Altmaier verspricht Lockerungen

Wirtschaftsminister Peter Altmaier sprach letzte Woche bereits schon von ersten Lockerungen. Angesichts der derzeitigen Entwicklung der Pandemie sei eine Rückkehr in die Normalität alles andere als undenkbar. Das bedeute auch, dass Arbeitnehmer*innen wieder vor Ort ihrer Arbeit nachgehen könnten, so Altmaier. Der Plan sei, Regelungen schrittweise zu lockern, damit Arbeitnehmer*innen irgendwann selbst entscheiden können, ob sie weiterhin im Homeoffice arbeiten möchten oder nicht.

Hinweis: Home Office ist branchenverteilt
Eine Umfrage des ifo-Instituts hat ergeben, dass Homeoffice-Angebote in unterschiedlichen Branchen unterschiedlich stark genutzt werden. Spitzenreiter sind hier die IT-Branchen und der Dienstleistungssektor mit 80,4 bzw. 41,5 % der Beschäftigten im Homeoffice. Schlusslicht bilden Baubranche und Industriesektor mit 9,9 bzw. 22,9%.

Scholz will Homeoffice-Pflicht beibehalten

Gegenwind erhält Altmaier vom SPD-Kanzlerkandidaten und Bundesfinanzminister Olaf Scholz. Man dürfe jetzt nicht leichtsinnig werden und voreilig wichtige Regelungen lockern. Denn das Virus sei noch lange nicht besiegt. Daher sei es absolut richtig, die Homeoffice-Pflicht auf jeden Fall bis zum 30. Juni beizubehalten.

Unterstützung erhält Scholz von Bundesarbeitsminister Hubertus Heil und dem Vorsitzenden des Deutschen Gewerkschaftsbundes Reiner Hoffmann. Unternehmen haben ihren Beschäftigten gegenüber eine Verantwortung, die sie zu einem wirksamen Arbeits- und Gesundheitsschutz verpflichte. Das schließe auch Infektionsschutz durch Homeoffice ein, so Hoffmann.

Heil macht zudem klar, dass es nach wie vor in allen Bereichen der Gesellschaft Einschränkungen gebe. So seien beispielsweise Grundrechte für Bürger*innen eingeschränkt und auch Schulen unterrichten immer noch in einem Wechselmodell. Daraus ergebe sich, dass auch die Arbeitswelt ihren Beitrag zur Bekämpfung der Pandemie leisten müsse.

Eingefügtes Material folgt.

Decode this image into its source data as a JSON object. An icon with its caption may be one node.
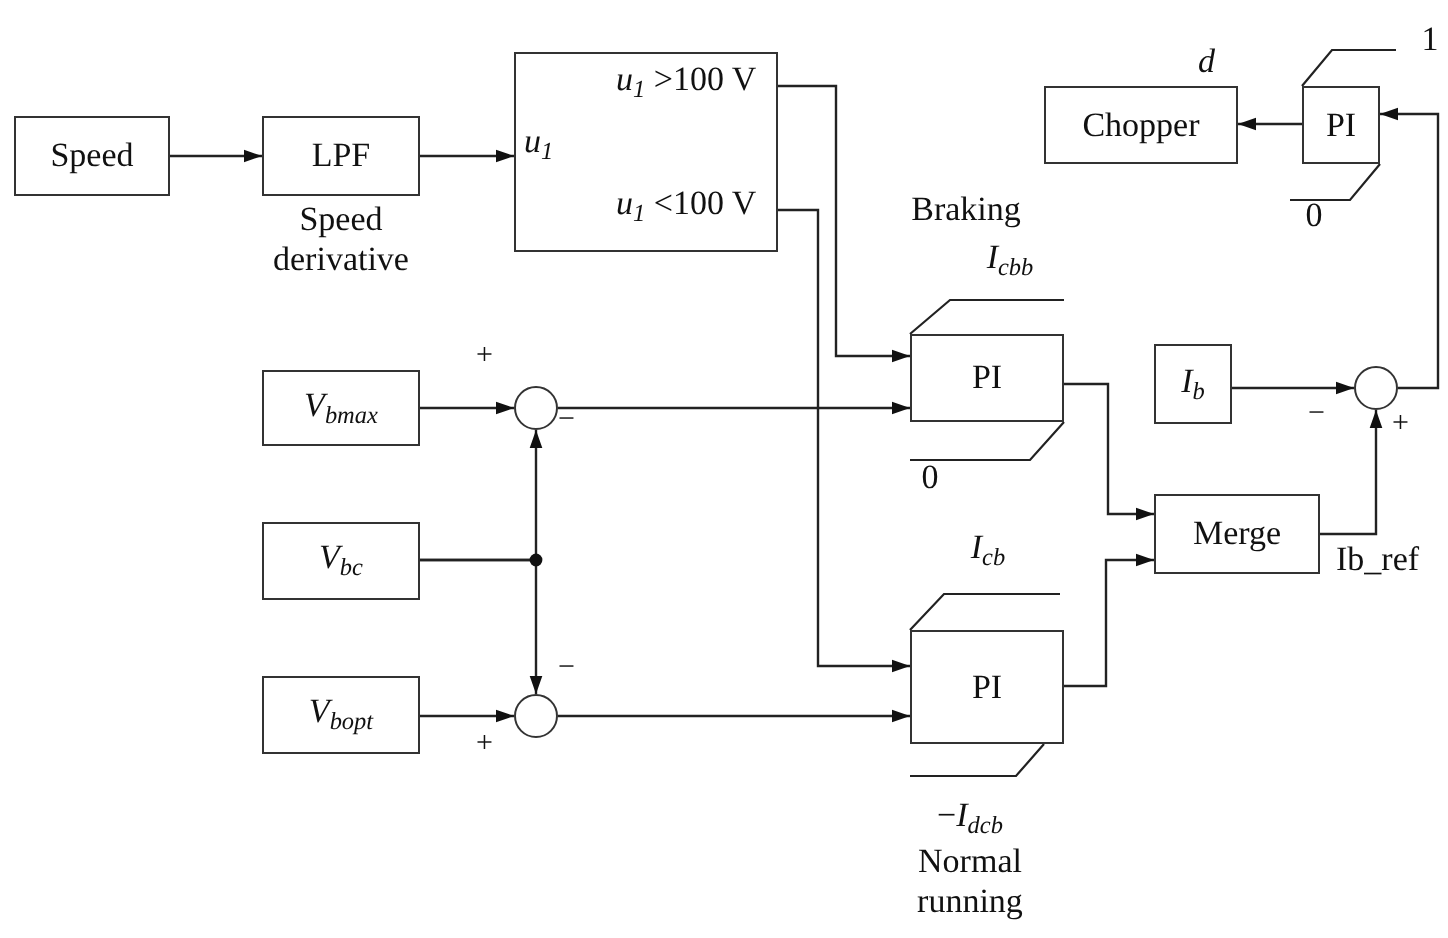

Tipp: Homeoffice steuerlich absetzten
Es ist möglich, das häusliche Arbeitszimmer steuerlich abzusetzen. Voraussetzung hierfür ist, dass das Zimmer, in dem Sie arbeiten ein abgeschlossener und abgrenzbarer Raum ist und vorwiegend dazu dient, ihre Arbeit zu verrichten. Zudem muss ihr Tätigkeitsmittelpunkt im Zimmer liegen.

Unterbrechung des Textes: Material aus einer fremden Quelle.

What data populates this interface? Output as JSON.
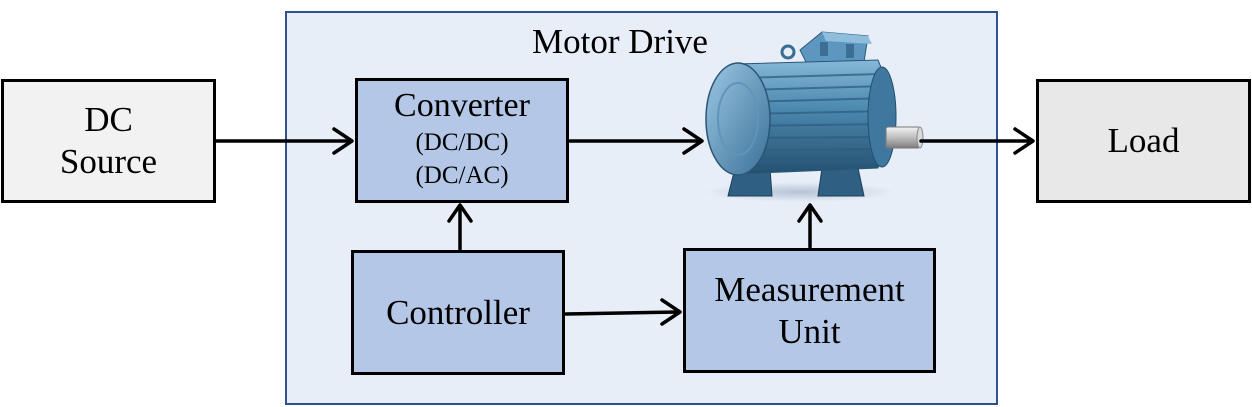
{
  "diagram": {
    "frame_title": "Motor Drive",
    "blocks": {
      "dc_source": {
        "line1": "DC",
        "line2": "Source"
      },
      "converter": {
        "title": "Converter",
        "line2": "(DC/DC)",
        "line3": "(DC/AC)"
      },
      "controller": {
        "label": "Controller"
      },
      "measurement": {
        "line1": "Measurement",
        "line2": "Unit"
      },
      "load": {
        "label": "Load"
      }
    },
    "motor": {
      "icon": "electric-motor-icon"
    },
    "connections": [
      {
        "from": "dc_source",
        "to": "converter"
      },
      {
        "from": "converter",
        "to": "motor"
      },
      {
        "from": "motor",
        "to": "load"
      },
      {
        "from": "controller",
        "to": "converter"
      },
      {
        "from": "controller",
        "to": "measurement"
      },
      {
        "from": "measurement",
        "to": "motor"
      }
    ],
    "colors": {
      "frame_fill": "#e8eef8",
      "frame_border": "#2f528f",
      "block_blue": "#b4c7e7",
      "block_grey": "#f2f2f2",
      "motor_body": "#4a86ad"
    }
  }
}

Homeoffice hat eine Zukunft

Unabhängig davon, wie schnell Lockerungen kommen, sind sich Expert*innen einig, dass auch nach Ende der Pandemie einige Beschäftigte im Homeoffice bleiben. Die Corona-Krise habe gezeigt, dass neue und flexiblere Arbeitsmodelle durchaus salonfähig seien. Arbeitnehmer*innen hätten erkannt, dass das Homeoffice auch Vorteile mit sich bringt und wollen in Zukunft nicht mehr darauf verzichten.